Attualità

Cina e cena: amici, festa, bambini. Così via Milano (da Oishii) batte la psicosi Coronavirus

Sushi, spaghetti di soia, cucina fusion e porte aperte a tutti, questa è la cura messa in campo, ieri sera, dai titolari del ristorante Oishii di via Milano per combattere qualcosa di più pericoloso del Coronavirus: la paura irrazionale che, anche a Como, sta spingendo molte persone a evitare i locali cinesi.

 

“Abbiamo rilevato questo ristorante circa un anno fa e gli affari sono sempre andati bene – racconta il titolare Angelo Hu, che con la moglie Lisa gestisce anche un piccolo supermercato in via Cadorna – ma da tre settimane circa, da quando è scoppiata l’emergenza Coronavirus, i clienti sono calati quasi dell’80%. Ieri sera avevamo occupati solo due tavoli, non era mai successo prima”.

Jimmy e Angelo Hu

Una psicosi totale e del tutto immotivata che sta mettendo in crisi i locali cinesi di tutta Italia. “Non capisco di cosa abbiano paura le persone – spiega – viviamo in Italia da quasi 30 anni, i nostri figli vanno a scuola qui e l’ultima volta che siamo stati in Cina è stato tre anni fa. Non si corre nessun pericolo a mangiare nel nostro ristorante e in tutti gli altri locali gestiti da cinesi”.

E così ecco l’idea: nessuna chiusura forzata, nessuna protesta ma un buffet offerto a chiunque avesse voglia di andare contro pregiudizi e facili timori: “L’idea ci è venuta parlando con un nostro amico, il regista comasco Paolo Lipari – racconta Angelo – volevamo trovare un modo per spiegare che non c’è nulla da temere nell’andare a mangiare in un ristorante cinese, in questo ma anche in tutti gli altri. Le norme igieniche sono le stesse di tutti i ristoranti e anche il cibo fresco, se mai ci fosse una paura (priva di qualsivoglia fondamento scientifico, Ndr) di questo tipo viene ovviamente acquistato in Italia”.

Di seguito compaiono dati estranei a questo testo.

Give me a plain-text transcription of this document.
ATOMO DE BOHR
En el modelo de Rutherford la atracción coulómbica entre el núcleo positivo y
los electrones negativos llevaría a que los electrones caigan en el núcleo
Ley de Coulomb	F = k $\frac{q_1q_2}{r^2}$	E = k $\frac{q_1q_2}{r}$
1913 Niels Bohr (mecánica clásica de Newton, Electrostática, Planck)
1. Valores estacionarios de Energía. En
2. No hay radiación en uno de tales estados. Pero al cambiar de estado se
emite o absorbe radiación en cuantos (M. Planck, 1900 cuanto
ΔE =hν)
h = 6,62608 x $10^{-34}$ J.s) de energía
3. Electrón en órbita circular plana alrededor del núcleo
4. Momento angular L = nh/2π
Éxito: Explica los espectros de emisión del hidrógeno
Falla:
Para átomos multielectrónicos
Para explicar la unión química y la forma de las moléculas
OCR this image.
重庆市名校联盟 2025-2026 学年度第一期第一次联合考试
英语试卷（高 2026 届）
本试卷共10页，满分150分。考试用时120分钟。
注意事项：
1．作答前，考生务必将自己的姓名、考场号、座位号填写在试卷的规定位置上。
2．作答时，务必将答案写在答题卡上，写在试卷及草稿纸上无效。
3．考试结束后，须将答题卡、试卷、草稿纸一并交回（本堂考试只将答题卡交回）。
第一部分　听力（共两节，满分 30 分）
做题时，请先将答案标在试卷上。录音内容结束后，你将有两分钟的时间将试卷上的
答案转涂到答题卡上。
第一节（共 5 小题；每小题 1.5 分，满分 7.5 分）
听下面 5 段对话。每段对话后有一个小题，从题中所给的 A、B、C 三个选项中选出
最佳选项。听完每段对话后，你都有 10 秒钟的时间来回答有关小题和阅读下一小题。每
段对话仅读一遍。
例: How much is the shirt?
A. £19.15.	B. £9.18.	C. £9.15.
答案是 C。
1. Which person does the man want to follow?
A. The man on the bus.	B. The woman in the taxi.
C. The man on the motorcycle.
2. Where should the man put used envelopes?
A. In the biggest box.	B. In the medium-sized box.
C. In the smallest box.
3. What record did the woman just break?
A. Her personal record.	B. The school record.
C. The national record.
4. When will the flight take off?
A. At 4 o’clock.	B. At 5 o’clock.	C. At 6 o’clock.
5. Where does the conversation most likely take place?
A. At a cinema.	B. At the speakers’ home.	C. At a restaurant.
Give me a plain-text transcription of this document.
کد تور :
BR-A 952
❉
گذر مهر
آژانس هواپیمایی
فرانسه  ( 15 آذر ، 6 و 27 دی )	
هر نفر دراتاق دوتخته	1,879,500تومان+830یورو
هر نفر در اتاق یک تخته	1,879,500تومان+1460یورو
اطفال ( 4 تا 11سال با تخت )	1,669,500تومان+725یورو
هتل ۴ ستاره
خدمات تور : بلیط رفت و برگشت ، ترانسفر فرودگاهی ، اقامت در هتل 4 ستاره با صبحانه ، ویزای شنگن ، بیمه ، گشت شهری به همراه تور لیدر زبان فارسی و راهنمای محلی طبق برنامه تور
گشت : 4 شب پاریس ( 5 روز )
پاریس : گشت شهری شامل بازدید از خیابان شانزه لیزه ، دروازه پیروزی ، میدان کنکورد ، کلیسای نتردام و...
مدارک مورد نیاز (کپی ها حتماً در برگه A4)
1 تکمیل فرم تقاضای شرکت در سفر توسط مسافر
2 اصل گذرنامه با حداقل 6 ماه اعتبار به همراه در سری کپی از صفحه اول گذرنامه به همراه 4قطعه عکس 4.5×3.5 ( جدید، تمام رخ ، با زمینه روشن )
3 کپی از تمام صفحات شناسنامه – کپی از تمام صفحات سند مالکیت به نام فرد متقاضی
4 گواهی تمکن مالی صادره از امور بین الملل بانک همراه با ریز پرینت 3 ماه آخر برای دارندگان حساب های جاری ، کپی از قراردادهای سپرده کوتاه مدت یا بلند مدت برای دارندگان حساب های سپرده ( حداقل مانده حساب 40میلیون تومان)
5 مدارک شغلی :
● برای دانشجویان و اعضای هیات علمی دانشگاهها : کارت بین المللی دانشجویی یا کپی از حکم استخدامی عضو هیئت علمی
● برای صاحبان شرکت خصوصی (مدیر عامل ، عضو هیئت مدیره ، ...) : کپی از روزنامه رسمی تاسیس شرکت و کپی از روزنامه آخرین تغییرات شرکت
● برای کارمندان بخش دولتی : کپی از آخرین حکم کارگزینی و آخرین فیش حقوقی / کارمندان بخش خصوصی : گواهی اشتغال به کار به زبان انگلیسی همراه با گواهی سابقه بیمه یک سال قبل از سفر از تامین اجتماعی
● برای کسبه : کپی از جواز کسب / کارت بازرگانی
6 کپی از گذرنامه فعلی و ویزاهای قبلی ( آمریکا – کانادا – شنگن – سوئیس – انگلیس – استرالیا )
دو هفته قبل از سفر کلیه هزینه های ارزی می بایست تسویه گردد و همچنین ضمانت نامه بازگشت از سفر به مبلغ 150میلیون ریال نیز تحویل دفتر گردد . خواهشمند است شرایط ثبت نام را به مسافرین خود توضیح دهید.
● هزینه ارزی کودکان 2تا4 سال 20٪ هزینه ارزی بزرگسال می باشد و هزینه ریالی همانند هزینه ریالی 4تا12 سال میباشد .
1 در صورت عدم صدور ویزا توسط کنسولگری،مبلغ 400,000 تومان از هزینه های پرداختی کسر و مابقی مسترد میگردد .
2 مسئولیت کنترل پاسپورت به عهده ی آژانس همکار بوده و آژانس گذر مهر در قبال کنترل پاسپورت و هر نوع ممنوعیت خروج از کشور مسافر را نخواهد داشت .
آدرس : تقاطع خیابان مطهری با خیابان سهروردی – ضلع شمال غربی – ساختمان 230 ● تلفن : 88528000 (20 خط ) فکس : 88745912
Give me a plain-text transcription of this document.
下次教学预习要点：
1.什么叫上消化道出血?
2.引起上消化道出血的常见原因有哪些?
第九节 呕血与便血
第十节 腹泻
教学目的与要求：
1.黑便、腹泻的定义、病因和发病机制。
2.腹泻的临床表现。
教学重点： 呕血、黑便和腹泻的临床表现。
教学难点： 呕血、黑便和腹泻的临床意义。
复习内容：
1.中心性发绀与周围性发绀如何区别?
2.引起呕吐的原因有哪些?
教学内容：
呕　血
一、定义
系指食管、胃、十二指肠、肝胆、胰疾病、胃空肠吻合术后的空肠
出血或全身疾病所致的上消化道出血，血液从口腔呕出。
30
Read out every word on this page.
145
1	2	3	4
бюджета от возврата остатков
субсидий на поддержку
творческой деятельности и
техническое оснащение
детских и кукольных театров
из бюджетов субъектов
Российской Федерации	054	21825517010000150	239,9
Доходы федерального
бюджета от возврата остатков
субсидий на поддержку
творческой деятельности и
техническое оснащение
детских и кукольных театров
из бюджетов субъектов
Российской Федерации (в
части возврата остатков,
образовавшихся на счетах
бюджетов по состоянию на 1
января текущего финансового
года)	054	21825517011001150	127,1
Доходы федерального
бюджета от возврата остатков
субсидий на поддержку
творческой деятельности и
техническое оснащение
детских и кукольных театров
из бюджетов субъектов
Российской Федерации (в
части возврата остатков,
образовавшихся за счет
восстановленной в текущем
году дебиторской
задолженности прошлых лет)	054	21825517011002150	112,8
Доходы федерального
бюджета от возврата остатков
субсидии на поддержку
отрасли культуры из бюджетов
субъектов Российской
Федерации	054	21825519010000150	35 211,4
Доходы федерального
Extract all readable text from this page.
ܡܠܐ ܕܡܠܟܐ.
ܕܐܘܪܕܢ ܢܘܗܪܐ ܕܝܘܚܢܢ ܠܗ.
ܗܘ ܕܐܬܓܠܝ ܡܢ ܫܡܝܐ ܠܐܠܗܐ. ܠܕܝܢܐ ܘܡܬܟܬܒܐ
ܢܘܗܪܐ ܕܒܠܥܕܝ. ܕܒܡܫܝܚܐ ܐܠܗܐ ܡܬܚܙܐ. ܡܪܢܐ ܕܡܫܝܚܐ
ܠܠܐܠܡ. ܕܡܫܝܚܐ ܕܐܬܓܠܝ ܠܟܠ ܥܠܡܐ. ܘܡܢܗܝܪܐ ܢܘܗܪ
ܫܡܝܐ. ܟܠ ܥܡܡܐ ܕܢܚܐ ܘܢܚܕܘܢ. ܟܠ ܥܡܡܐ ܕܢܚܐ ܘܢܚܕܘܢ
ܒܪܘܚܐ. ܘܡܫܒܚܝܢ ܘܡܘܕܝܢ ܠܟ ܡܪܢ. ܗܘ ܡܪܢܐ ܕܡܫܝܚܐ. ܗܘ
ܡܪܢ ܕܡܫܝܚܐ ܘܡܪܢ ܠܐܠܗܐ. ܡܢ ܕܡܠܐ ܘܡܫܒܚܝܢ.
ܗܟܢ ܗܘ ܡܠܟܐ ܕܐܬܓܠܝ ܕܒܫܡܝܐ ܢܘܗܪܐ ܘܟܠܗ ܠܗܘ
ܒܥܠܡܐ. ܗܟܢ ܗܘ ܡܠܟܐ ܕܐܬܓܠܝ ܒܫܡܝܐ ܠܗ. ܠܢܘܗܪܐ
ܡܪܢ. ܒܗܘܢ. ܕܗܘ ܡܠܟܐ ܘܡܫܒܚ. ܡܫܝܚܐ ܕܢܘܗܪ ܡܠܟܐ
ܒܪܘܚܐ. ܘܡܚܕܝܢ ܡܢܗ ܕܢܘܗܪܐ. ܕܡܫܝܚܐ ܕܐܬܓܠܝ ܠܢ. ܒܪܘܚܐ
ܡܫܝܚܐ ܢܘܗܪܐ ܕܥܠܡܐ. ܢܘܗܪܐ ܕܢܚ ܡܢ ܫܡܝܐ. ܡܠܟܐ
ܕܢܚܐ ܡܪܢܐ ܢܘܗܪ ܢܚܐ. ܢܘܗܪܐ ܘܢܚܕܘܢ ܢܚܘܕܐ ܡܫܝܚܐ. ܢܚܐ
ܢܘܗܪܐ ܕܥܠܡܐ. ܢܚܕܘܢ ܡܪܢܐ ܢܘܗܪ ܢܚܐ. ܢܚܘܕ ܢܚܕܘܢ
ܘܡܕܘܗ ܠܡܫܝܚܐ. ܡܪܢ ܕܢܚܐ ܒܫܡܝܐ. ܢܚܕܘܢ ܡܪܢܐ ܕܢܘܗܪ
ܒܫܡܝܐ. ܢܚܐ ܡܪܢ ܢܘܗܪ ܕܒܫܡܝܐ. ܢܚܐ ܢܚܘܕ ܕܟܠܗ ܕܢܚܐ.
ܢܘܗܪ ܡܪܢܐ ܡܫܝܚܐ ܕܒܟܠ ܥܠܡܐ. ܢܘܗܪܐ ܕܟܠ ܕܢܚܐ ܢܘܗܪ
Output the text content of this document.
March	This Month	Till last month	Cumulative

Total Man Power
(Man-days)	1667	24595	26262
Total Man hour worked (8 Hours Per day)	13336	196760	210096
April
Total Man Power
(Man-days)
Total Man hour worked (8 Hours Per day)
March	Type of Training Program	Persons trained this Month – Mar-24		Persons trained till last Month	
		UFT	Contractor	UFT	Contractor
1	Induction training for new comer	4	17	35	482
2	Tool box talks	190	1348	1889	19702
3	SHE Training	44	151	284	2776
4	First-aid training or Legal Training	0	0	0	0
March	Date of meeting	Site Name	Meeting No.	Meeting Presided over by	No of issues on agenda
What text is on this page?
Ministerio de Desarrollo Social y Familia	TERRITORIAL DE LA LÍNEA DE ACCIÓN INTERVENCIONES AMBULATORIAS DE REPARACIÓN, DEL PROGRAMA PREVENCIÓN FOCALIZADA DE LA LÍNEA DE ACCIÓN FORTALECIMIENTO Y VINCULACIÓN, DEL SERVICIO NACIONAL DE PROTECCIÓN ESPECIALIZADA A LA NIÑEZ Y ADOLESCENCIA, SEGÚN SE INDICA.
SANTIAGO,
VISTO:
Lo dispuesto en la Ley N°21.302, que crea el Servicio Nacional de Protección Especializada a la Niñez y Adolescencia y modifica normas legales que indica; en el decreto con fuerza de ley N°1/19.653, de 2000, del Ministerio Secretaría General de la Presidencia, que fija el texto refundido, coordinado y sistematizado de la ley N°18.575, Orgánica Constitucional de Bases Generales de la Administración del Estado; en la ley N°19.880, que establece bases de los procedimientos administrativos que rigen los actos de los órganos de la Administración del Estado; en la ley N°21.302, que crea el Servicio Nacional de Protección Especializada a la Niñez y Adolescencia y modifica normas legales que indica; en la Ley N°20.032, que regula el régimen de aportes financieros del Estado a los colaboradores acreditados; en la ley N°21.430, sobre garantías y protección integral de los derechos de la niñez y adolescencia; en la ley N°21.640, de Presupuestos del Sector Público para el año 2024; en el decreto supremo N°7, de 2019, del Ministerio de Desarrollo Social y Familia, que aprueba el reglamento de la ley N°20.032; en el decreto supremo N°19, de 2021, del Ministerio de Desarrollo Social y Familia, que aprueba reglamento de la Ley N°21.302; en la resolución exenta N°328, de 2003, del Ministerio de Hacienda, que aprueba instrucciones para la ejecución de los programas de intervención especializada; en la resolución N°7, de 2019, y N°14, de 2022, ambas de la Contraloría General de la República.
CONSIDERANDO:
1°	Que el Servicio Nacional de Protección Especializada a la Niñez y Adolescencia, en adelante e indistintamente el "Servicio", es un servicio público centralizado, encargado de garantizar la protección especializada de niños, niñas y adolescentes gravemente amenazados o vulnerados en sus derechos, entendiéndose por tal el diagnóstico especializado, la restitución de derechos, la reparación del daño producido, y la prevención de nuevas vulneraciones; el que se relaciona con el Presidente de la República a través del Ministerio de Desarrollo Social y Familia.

Ma la psicosi da Coronavirus sembra colpire non solo i ristoranti, come racconta Jimmy Hu che, proprio lì di fronte, gestisce un negozio di riparazioni di cellulari: “Anche da noi, nelle ultime settimane, il lavoro è diminuito di quasi il 50%. E pensare che l’ultima volta che sono stato in Cina è stato più di otto anni fa”, spiega sorridendo scoraggiato.

Jimmy e Angelo Hu con Marco Zhau

Un timore, quello del contagio, che stranamente sembra non colpire locali storici ora gestiti da cinesi, come se l’aver mantenuto la rassicurante insegna familiare li mettesse al riparo dai pregiudizi: “I nostri clienti non sono diminuiti – spiega Marco Zhau, titolare del bar-tabaccheria Rezzonico di via Garibaldi – ma so che per altri è un momento molto difficile. Credo che si tratti di un problema strettamente culturale: la gente è bombardata da notizie sul virus e non ragiona sui numeri e sulla portata dell’epidemia in una nazione enorme come la Cina. Non mi pare che ci sia stata la stessa risonanza per epidemie scoppiate in altre parti del mondo mentre ora il televisore che abbiamo nel nostro bar trasmette ogni minuto aggiornamenti sul contagio. E il rischio è che diventi la scusa per atteggiamenti di intolleranza o razzismo gratuito”.

C’è addirittura chi ci chiede se non abbiamo paura a frequentare i corsi di cinese – raccontano tra lo sbalordito e il divertito alcuni ragazzi dell’associazione Tigre Bianca, gli studenti dell’Università dell’Insubria che nei giorni scorsi hanno promosso un corteo di solidarietà alla comunità cinese – per ora il rischio più grosso che corriamo è che venga cancellato un viaggio di studio in Cina in primavera”.

A questo proposito vale la pena ricordare, tra le tante, le parole del presidente dell’Istituto Superiore di Sanità Silvio Brusaferro che, in un video pubblicato dal portale di epidemiologia Epicentro, fa il punto sul Coronavirus: “La comunità cinese che vive in Italia è una comunità che, appunto, risiede in Italia, mentre le persone a rischio sono quelle che sono state nelle zone interessate della Cina negli ultimi 15 giorni”. Inoltre, “attualmente non abbiamo evidenze che il coronavirus si trasmetta attraverso il cibo o per via alimentare o anche da oggetti inanimati come giocattoli, vestiari o altri tipologia di materiale”.